14 Wing Greenwood Fire Chief Captain Drew Spinney says, while he’s known Santa Claus all his life, it’s really only been in more recent years he’s been able to work more professionally with Santa.

While Santa was in town December 2 for a festive visit with 14 Wing’s families, at the base holiday party, 14 Fire Emergency Services’ firefighters were on deck as his escort, transporting him and Sparky to the Annapolis Mess for a lights-flashing, sirens-wailing arrival. Spinney says, though, Santa is at 14 FES at least once a year for high-level training.

“Santa has to stay up-to-date on his fire extinguisher training, like anyone,” Spinney says. While the military fire services’ PFET (Portable Fire Extinguisher Training) program is a Canadian Armed Forces-specific offering, Santa’s operations require a comparable high level of organized training and oversight.

“I’m responsible for hundreds of elves in a very busy and complicated workshop – and they sometimes get distracted. I have to think about barn safety for all the reindeer, and always about keeping hearth and home with Mrs. Claus at the North Pole protected,” says Santa. “Where we live and work in the North Pole, we’re definitely a more isolated environment. It’s sometimes a big worry, but that’s why we train.”

“And then he also has to think about what to do if there was a fire, or any other problems, with the sleigh,” Spinney says. Layering in the PFET course with military firefighters’ knowledge of preparing for in-flight fire emergencies is crucial: Santa makes use of CAF firefighter training opportunities at Royal Canadian Air Force airfields as often as possible.

A special feature at 14 Wing is 14 FES’ confined spaces training space, a concrete bunker of open shafts and tight tunnels the firefighters use to train for moving gear, rescued people and themselves through challenging conditions.

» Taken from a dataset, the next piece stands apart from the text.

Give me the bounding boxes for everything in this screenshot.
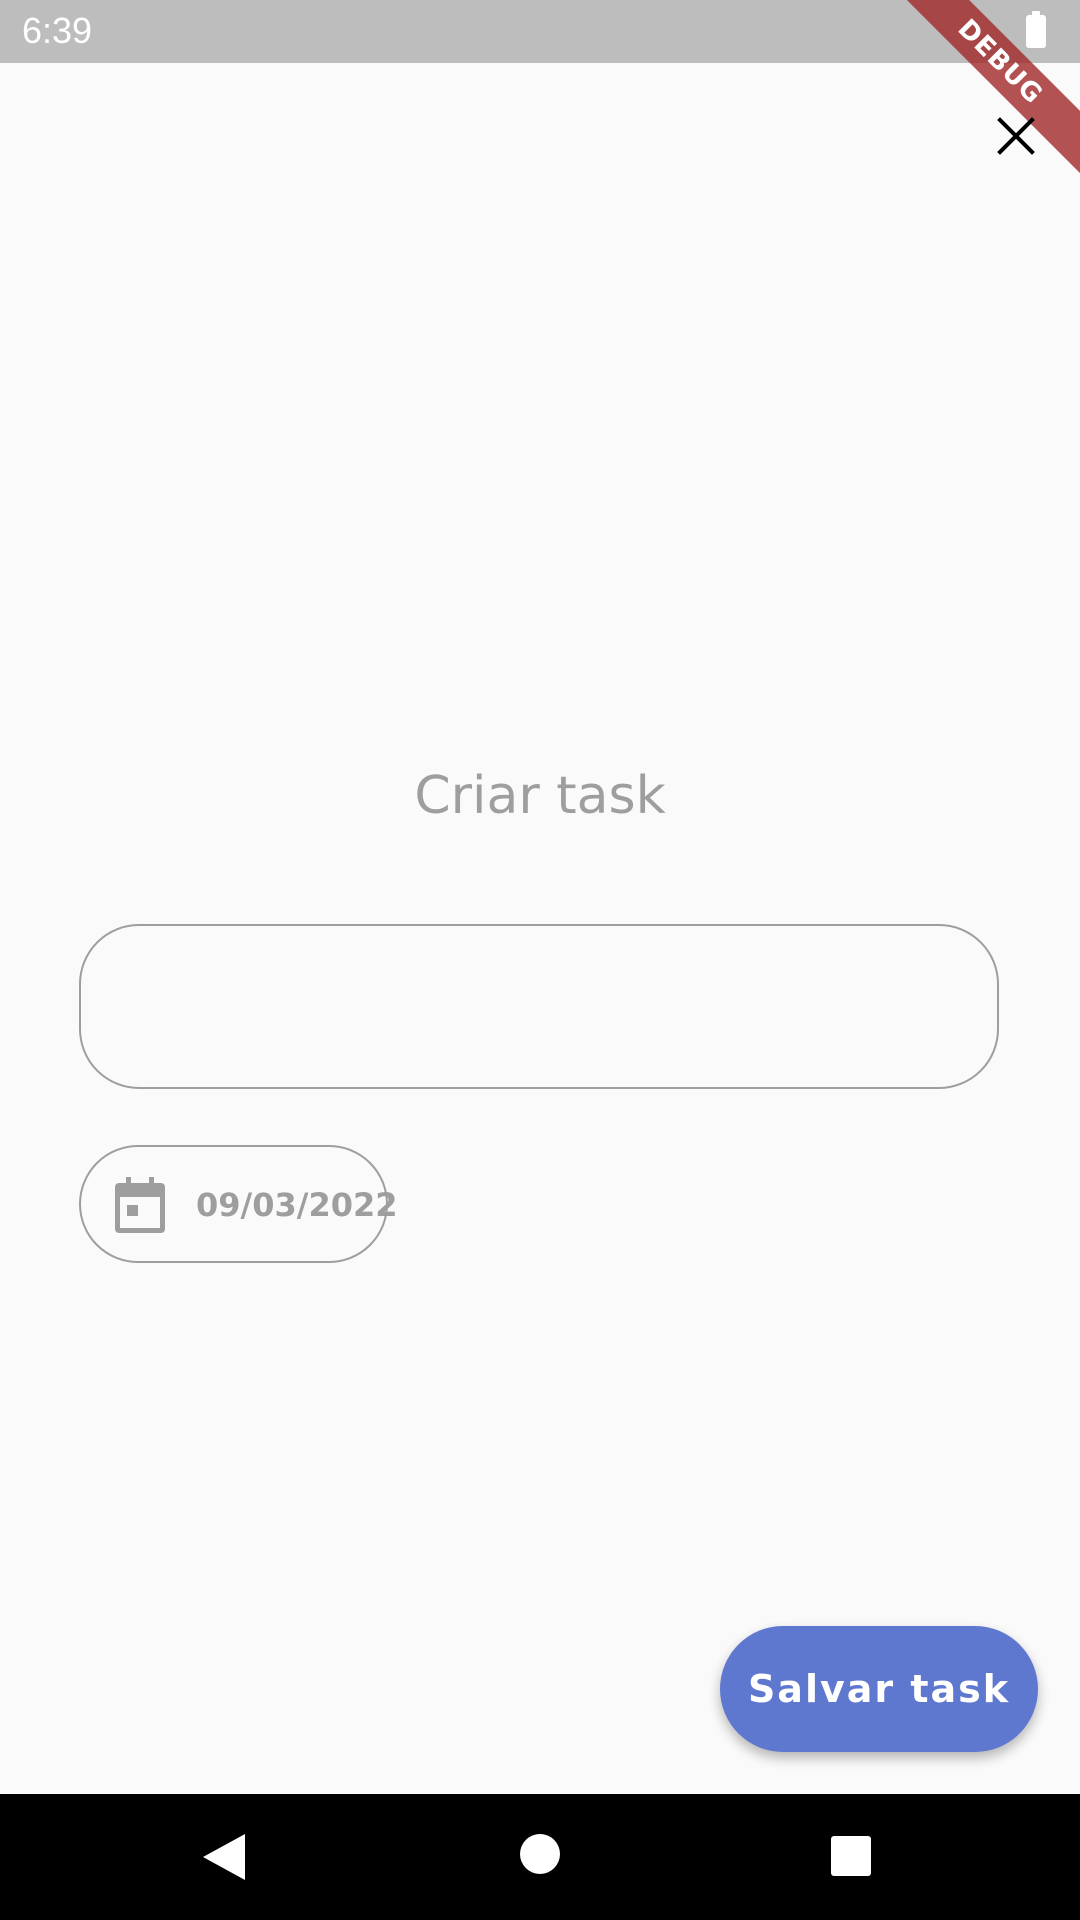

“The confined spaces site is great – what if Santa got stuck in a chimney?” Spinney says. Using rope work and hoists, and also building the knowledge and confidence to keep your nerve when things get tricky, are all skills firefighters – and Santa – need to continually work on.

Spinney has the advantage of working with Santa on professional training on his visits to 14 Wing, but he also enjoys the more casual relationship Santa maintains with volunteer fire departments across the land. Spinney, a volunteer in his spare time with the local Kingston District Fire Department, says members there really enjoy their opportunities to escort Santa through community parades and neighbourhood tours during the holiday season.

“While we do get to do that here on the wing, when Santa comes for the base holiday party,” Spinney says, “it’s such a short ride from the fire hall to the Annapolis Mess. That fun is over in a flash. When Santa’s is here at other times for all the joint training we do, it’s strictly business.”

Santa appreciates his long-time bonds with the CAF, as, really, his closest northerly neighbours.

“They train with me, get they get me out and keep me going safely.”